Congress declared April as National Sarcoidosis Awareness Month in 2008, but have you heard of it? The multisystem disease is rare, and only about 200,000 people in the United States have it.
In some cases, it can be life-threatening, and it often shows no signs or symptoms.
What is sarcoidosis?
Sarcoidosis is an inflammatory disease that is characterized by the formation of tiny clumps of inflammatory cells, known as granulomas, in at least one, and sometimes more, organs in the body. If too many clumps form, the structure and function of the organ can be affected. In 90% of cases, it will affect the lungs.
Symptoms
Depending on which organ is affected, sign and symptoms can vary widely, or there can be no symptoms at all.
The symptoms can include, but are not limited to:
- Fever
- Enlarged lymph nodes
- Swollen and painful joints
- Raised, red and tender bumps on the skin, typically on the front of the legs and often making nearby joints swollen and painful.
- Fatigue
- Unexplained weight loss
- Night sweats
- Overall feeling of sickness
- Irregular heart beat
- Swollen legs
- Headaches
- Visual problems
- Weakness or numbness in an arm, leg or part of the face
- Discoloration of the nose, cheeks, lips and ears
- Scaly-appearing skin rash
- Joint pain
- Muscle swelling and soreness
- Arthritis
- Burning, itching, tearing or pain in the eyes
- Red eyes
- Sensitivity to light
- Blurred vision
- Shortness of breath
- Wheezing
- Chronic cough
Diagnosis
While people between the ages of 20 and 70 can be diagnosed with sarcoidosis, the average age in the United States is 55. Since there is not one specific test to pinpoint sarcoidosis, doctors often must rule out other possible diseases.

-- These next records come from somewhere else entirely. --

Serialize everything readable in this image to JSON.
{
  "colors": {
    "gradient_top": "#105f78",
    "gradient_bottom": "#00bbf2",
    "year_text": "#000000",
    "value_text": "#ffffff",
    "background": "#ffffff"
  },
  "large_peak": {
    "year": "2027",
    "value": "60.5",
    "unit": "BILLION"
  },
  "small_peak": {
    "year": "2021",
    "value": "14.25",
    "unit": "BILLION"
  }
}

Doctors may arrive at the diagnosis after doing some of the following tests:
- Chest X-ray
- Computerized tomography, or CT, scans
- Lung function tests, also known as pulmonary function tests or PFTs
- Lung biopsy
- Other biopsies
- Blood tests
- Magnetic resonance imaging, or MRI
- Nuclear imaging
- Positron emission tomography, or PET scan
- Heart rhythm monitoring
- Echocardiogram
Prognosis and treatment
About 60% of people with the disease will see the granulomas disappear over a two- to five-year period, leading to remission. Those patients will not likely experience a relapse.

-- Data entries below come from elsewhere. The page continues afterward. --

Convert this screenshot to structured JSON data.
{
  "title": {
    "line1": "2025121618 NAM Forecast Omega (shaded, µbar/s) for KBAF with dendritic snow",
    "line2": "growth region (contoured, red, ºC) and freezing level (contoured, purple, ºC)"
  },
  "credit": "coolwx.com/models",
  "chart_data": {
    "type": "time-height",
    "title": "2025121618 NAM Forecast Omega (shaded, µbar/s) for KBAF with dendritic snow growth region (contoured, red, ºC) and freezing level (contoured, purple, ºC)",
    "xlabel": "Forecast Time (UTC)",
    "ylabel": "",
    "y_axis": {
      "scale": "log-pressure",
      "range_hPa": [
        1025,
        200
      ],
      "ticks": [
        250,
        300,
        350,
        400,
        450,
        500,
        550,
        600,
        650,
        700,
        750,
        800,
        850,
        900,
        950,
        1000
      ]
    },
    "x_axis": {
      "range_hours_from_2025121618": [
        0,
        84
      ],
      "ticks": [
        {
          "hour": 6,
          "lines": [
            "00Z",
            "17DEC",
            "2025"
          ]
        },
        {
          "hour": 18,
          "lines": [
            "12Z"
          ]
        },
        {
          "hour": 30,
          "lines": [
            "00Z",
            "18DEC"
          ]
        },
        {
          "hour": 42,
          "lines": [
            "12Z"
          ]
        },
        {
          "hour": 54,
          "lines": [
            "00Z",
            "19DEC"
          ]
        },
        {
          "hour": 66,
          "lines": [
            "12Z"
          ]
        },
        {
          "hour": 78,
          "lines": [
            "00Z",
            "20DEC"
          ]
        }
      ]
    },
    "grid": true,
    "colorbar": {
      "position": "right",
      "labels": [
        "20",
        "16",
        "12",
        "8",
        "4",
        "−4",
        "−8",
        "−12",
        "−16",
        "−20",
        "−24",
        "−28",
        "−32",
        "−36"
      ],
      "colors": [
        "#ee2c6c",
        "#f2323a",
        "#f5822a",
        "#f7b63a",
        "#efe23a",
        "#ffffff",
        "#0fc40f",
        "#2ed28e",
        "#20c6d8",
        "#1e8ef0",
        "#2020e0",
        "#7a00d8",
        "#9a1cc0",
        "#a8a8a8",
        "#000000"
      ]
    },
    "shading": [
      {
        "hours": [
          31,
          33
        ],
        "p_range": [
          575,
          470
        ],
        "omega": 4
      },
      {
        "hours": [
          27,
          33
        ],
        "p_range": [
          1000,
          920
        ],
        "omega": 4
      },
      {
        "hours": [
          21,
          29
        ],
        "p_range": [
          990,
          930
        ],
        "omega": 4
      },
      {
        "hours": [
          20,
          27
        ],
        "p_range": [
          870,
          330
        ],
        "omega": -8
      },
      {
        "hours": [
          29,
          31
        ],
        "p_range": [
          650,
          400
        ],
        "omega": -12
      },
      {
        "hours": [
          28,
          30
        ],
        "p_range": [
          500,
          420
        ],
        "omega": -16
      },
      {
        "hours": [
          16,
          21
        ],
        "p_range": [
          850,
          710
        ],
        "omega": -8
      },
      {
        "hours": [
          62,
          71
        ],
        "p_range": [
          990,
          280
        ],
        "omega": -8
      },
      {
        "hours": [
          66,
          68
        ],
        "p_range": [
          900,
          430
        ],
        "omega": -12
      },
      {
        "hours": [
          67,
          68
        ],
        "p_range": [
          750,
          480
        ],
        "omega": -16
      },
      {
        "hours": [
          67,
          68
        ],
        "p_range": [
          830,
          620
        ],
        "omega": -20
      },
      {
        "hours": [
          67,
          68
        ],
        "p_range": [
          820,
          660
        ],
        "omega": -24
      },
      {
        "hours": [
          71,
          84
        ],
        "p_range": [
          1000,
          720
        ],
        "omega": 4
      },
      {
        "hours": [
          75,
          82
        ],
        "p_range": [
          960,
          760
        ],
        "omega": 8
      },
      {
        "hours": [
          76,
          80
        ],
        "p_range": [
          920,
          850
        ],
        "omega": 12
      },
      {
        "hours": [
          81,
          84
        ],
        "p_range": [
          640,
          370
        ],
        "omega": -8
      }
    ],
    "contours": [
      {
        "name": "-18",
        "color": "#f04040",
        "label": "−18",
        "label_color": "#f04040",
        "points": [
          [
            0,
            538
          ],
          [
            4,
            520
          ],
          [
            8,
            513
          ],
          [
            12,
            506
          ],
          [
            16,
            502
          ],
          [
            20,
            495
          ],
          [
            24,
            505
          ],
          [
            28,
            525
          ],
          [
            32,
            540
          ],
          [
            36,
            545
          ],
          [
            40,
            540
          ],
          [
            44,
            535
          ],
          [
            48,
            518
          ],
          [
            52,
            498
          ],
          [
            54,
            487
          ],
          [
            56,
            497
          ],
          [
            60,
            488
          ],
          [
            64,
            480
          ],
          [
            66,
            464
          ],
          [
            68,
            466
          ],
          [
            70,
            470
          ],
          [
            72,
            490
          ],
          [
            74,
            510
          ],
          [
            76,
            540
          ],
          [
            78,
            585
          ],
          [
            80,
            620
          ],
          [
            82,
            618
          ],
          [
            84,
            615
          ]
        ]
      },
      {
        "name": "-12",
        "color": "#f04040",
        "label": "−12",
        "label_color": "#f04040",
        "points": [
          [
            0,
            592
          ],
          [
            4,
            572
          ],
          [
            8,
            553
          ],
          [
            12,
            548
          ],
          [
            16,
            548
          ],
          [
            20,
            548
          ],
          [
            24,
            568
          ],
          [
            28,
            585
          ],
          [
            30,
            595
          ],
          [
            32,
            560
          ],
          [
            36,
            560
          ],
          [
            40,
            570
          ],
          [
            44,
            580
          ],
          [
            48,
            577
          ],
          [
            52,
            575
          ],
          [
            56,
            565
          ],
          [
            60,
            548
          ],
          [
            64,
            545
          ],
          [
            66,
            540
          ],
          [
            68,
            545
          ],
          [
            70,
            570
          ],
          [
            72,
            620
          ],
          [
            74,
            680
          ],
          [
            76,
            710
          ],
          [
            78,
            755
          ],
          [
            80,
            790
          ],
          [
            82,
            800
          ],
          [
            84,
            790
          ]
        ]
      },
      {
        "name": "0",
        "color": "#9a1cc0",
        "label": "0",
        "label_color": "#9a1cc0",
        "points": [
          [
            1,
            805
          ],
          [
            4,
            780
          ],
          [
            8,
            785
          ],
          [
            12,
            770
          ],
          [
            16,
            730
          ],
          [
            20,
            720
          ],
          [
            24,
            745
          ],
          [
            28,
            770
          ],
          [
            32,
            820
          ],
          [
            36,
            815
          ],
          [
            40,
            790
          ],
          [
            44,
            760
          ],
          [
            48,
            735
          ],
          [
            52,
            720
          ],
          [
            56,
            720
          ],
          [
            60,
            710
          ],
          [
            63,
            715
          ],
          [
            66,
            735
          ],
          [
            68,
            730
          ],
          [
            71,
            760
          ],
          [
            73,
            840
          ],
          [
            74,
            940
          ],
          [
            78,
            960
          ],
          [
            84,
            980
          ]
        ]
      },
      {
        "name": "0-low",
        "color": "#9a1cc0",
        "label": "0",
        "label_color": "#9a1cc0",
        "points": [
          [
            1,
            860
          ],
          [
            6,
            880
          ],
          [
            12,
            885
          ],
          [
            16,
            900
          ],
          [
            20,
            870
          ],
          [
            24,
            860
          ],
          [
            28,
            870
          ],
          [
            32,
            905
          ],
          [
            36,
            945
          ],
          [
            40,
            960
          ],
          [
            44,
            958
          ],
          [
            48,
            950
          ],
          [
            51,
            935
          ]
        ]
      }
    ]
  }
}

In about 40% of patients, the disease can be more progressive, causing scars to form in the affected organs. Those patients benefit more by seeing a doctor who regularly sees patients with the disease.

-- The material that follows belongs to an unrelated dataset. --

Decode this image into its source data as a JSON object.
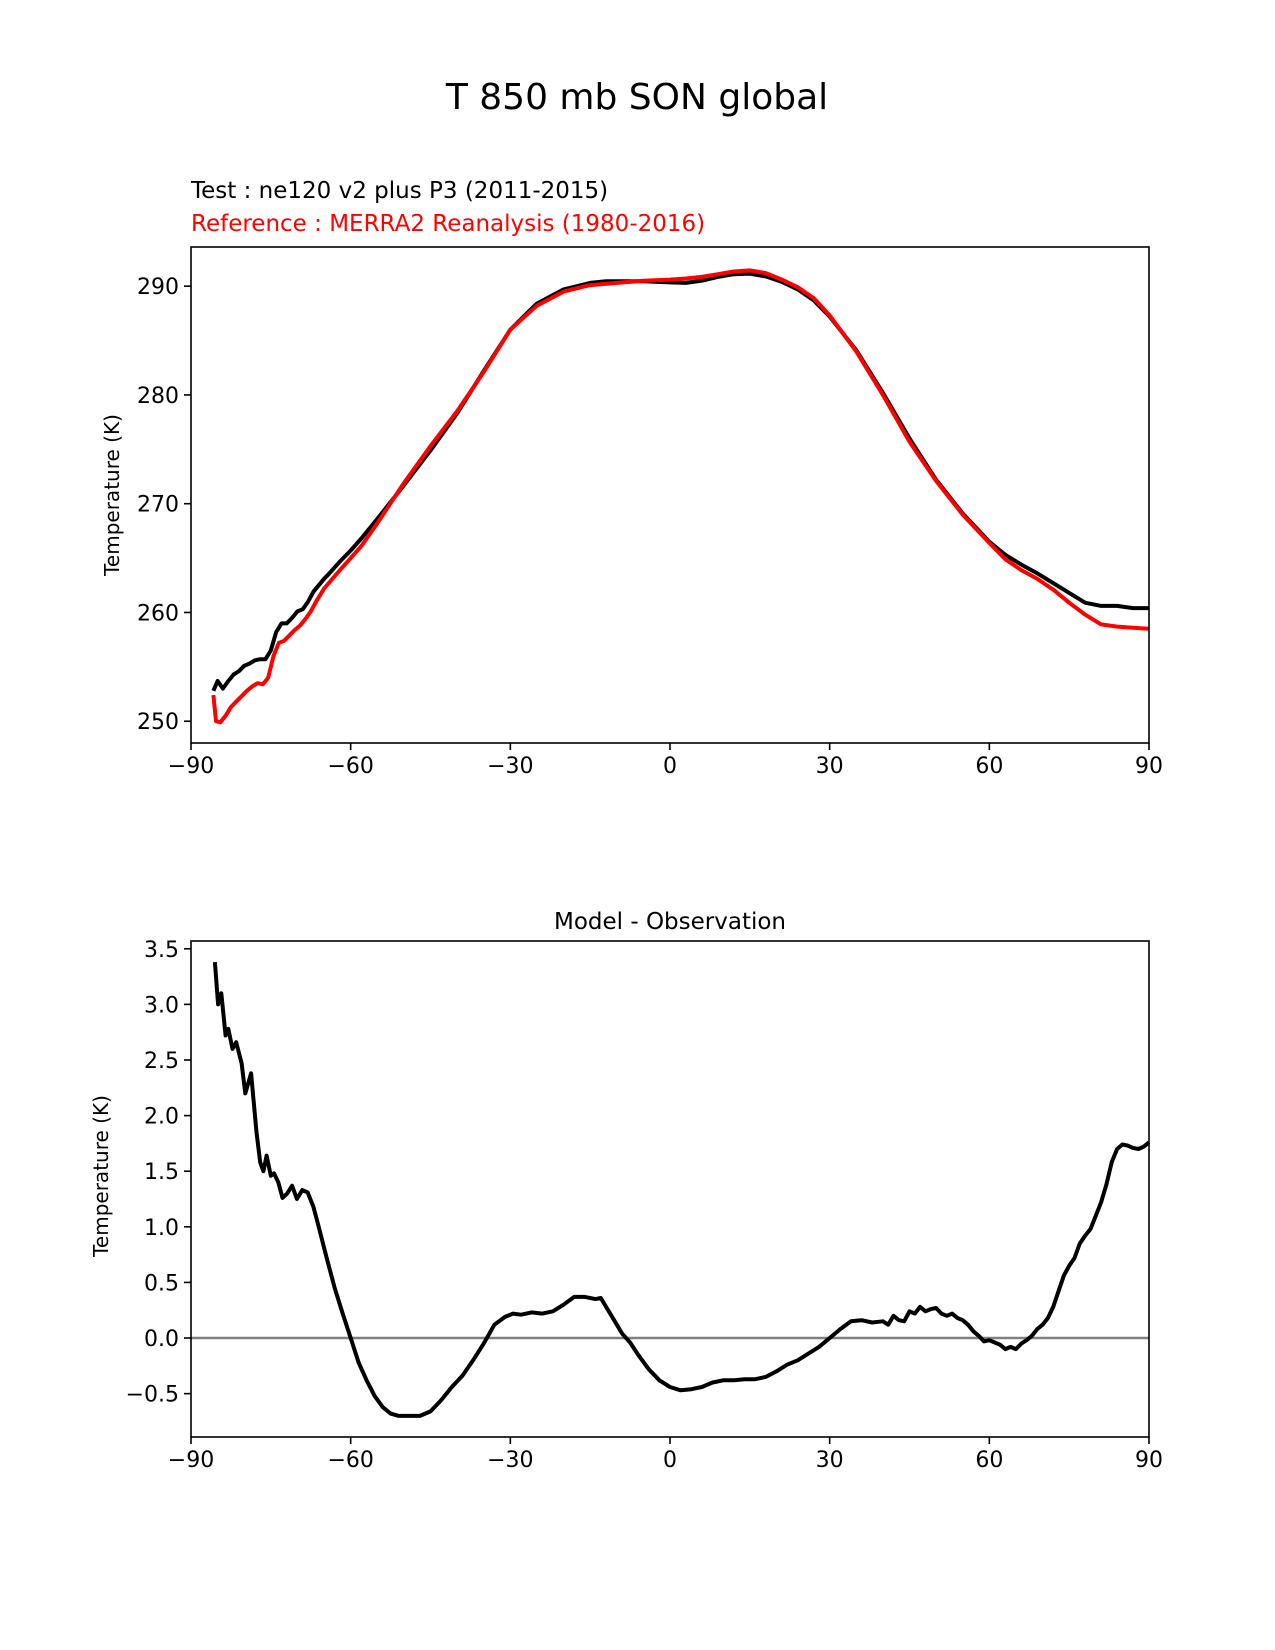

The mortality rate is 5%. Cases involving the heart or that cause severe scarring in the lungs will warrant additional concerns. Lung and heart transplants, however, have proven to be successful in improving the outcome for those with advanced sarcoidosis.
While plenty of cases require no treatment, others may get treatment through medications. Those include:
- Corticosteroids
- Immune system suppressant medication
- Antimalarial drugs
In some cases, people with advanced lung sarcoidosis will receive oxygen therapy.